In Part 1, we outlined the circumstances and questions surrounding setting up a one-piece manufacturing flow through a heat-treat operation. We continue that discussion by answering some of the questions posed in the first part.  

1. Is quick opening and closing of the furnace doors, given the small height of the workpieces, a good idea?
This is a good idea. You could also consider quick-opening doors into entrance and exit vestibules (cold chambers) at each end of the furnace to reduce heat loss and minimize atmosphere disruption.  
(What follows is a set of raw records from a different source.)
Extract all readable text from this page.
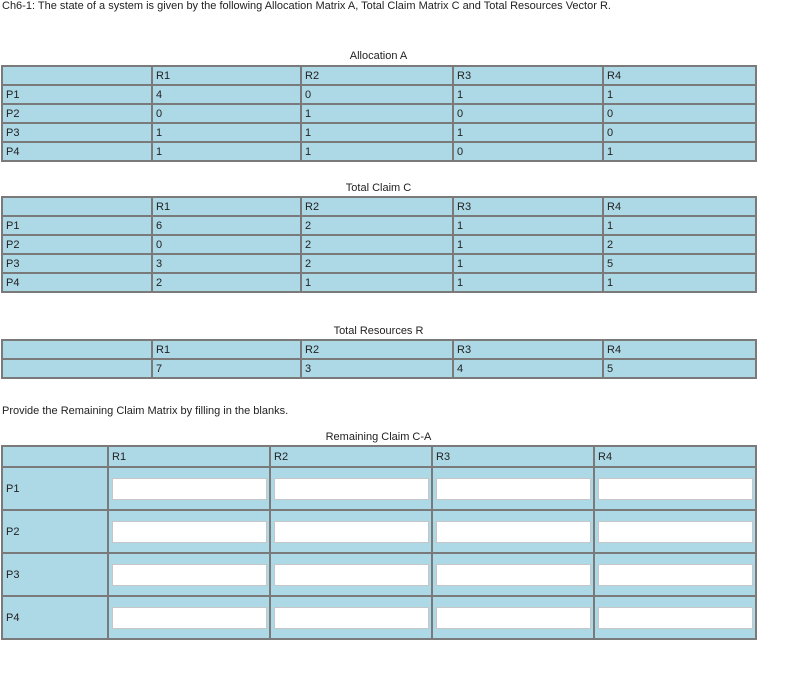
Ch6-1: The state of a system is given by the following Allocation Matrix A, Total Claim Matrix C and Total Resources Vector R.
Allocation A
	R1	R2	R3	R4
P1	4	0	1	1
P2	0	1	0	0
P3	1	1	1	0
P4	1	1	0	1
Total Claim C
	R1	R2	R3	R4
P1	6	2	1	1
P2	0	2	1	2
P3	3	2	1	5
P4	2	1	1	1
Total Resources R
	R1	R2	R3	R4
	7	3	4	5
Provide the Remaining Claim Matrix by filling in the blanks.
Remaining Claim C-A
	R1	R2	R3	R4
P1				
P2				
P3				
P4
2. How about using a preheated zone before and a heated zone after the working zone of the furnace, with internal furnace doors? (This is an expensive option, I presume.)
Expensive and possibly high maintenance, but it's an excellent method of reducing heat loss and minimizing atmosphere disruption.  
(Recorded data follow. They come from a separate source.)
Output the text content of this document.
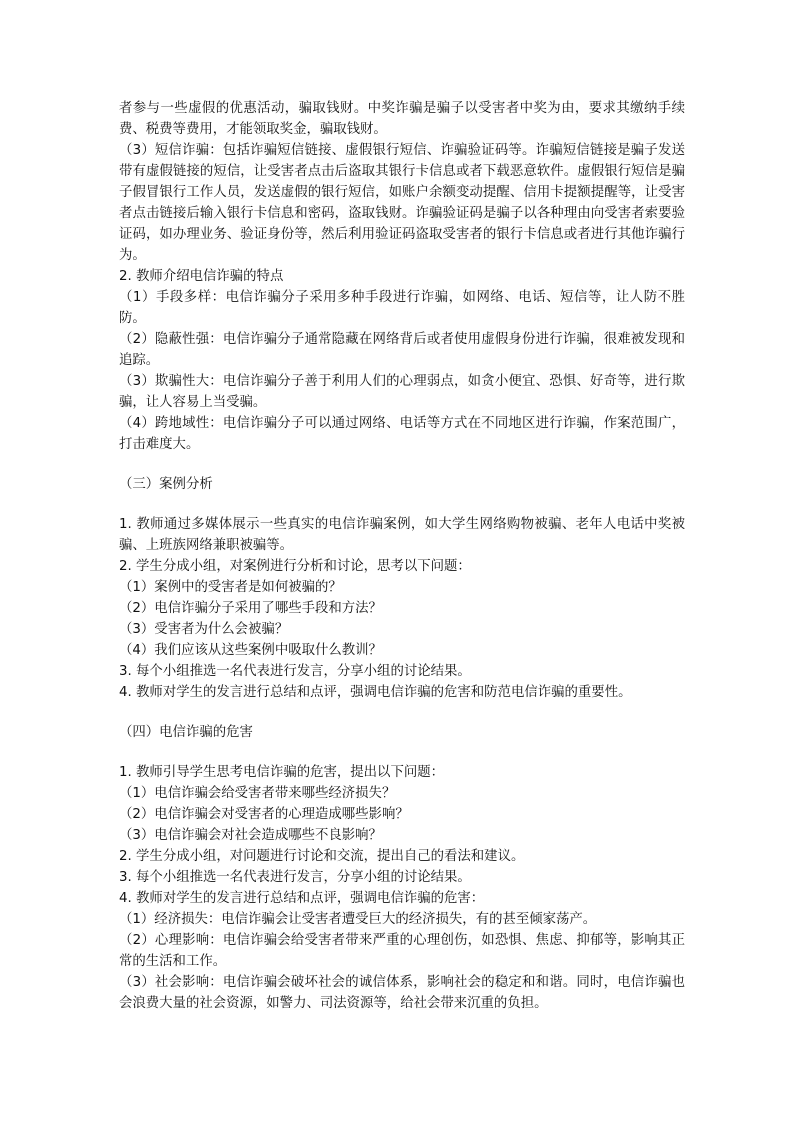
者参与一些虚假的优惠活动，骗取钱财。中奖诈骗是骗子以受害者中奖为由，要求其缴纳手续费、税费等费用，才能领取奖金，骗取钱财。

（3）短信诈骗：包括诈骗短信链接、虚假银行短信、诈骗验证码等。诈骗短信链接是骗子发送带有虚假链接的短信，让受害者点击后盗取其银行卡信息或者下载恶意软件。虚假银行短信是骗子假冒银行工作人员，发送虚假的银行短信，如账户余额变动提醒、信用卡提额提醒等，让受害者点击链接后输入银行卡信息和密码，盗取钱财。诈骗验证码是骗子以各种理由向受害者索要验证码，如办理业务、验证身份等，然后利用验证码盗取受害者的银行卡信息或者进行其他诈骗行为。

2. 教师介绍电信诈骗的特点

（1）手段多样：电信诈骗分子采用多种手段进行诈骗，如网络、电话、短信等，让人防不胜防。

（2）隐蔽性强：电信诈骗分子通常隐藏在网络背后或者使用虚假身份进行诈骗，很难被发现和追踪。

（3）欺骗性大：电信诈骗分子善于利用人们的心理弱点，如贪小便宜、恐惧、好奇等，进行欺骗，让人容易上当受骗。

（4）跨地域性：电信诈骗分子可以通过网络、电话等方式在不同地区进行诈骗，作案范围广，打击难度大。

（三）案例分析

1. 教师通过多媒体展示一些真实的电信诈骗案例，如大学生网络购物被骗、老年人电话中奖被骗、上班族网络兼职被骗等。

2. 学生分成小组，对案例进行分析和讨论，思考以下问题：

（1）案例中的受害者是如何被骗的？

（2）电信诈骗分子采用了哪些手段和方法？

（3）受害者为什么会被骗？

（4）我们应该从这些案例中吸取什么教训？

3. 每个小组推选一名代表进行发言，分享小组的讨论结果。

4. 教师对学生的发言进行总结和点评，强调电信诈骗的危害和防范电信诈骗的重要性。

（四）电信诈骗的危害

1. 教师引导学生思考电信诈骗的危害，提出以下问题：

（1）电信诈骗会给受害者带来哪些经济损失？

（2）电信诈骗会对受害者的心理造成哪些影响？

（3）电信诈骗会对社会造成哪些不良影响？

2. 学生分成小组，对问题进行讨论和交流，提出自己的看法和建议。

3. 每个小组推选一名代表进行发言，分享小组的讨论结果。

4. 教师对学生的发言进行总结和点评，强调电信诈骗的危害：

（1）经济损失：电信诈骗会让受害者遭受巨大的经济损失，有的甚至倾家荡产。

（2）心理影响：电信诈骗会给受害者带来严重的心理创伤，如恐惧、焦虑、抑郁等，影响其正常的生活和工作。

（3）社会影响：电信诈骗会破坏社会的诚信体系，影响社会的稳定和和谐。同时，电信诈骗也会浪费大量的社会资源，如警力、司法资源等，给社会带来沉重的负担。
3. What about using a hot-air curtain (of course, only when the furnace door is open)?  
This is not a good idea. the concern is air/gas infiltration into the furnace.  

4. What about using a curtain made of high-temperature-resistant material in front of the furnace doors?  
Metallic chain curtains or curtains made from materials like Rafasil (high-temperature ceramic-fiber material blend) have been used. They reduce but do not eliminate heat loss and must be replaced when worn to stay effective. The question is, will they be viable in a production environment.  

5. Should we program the furnace so that the fan stops when the doors are open and more heat is supplied?  
This is a bad idea. The starting torque to get the fan going again after sitting still in a hot chamber can damage the fan and/or significantly shorten fan life.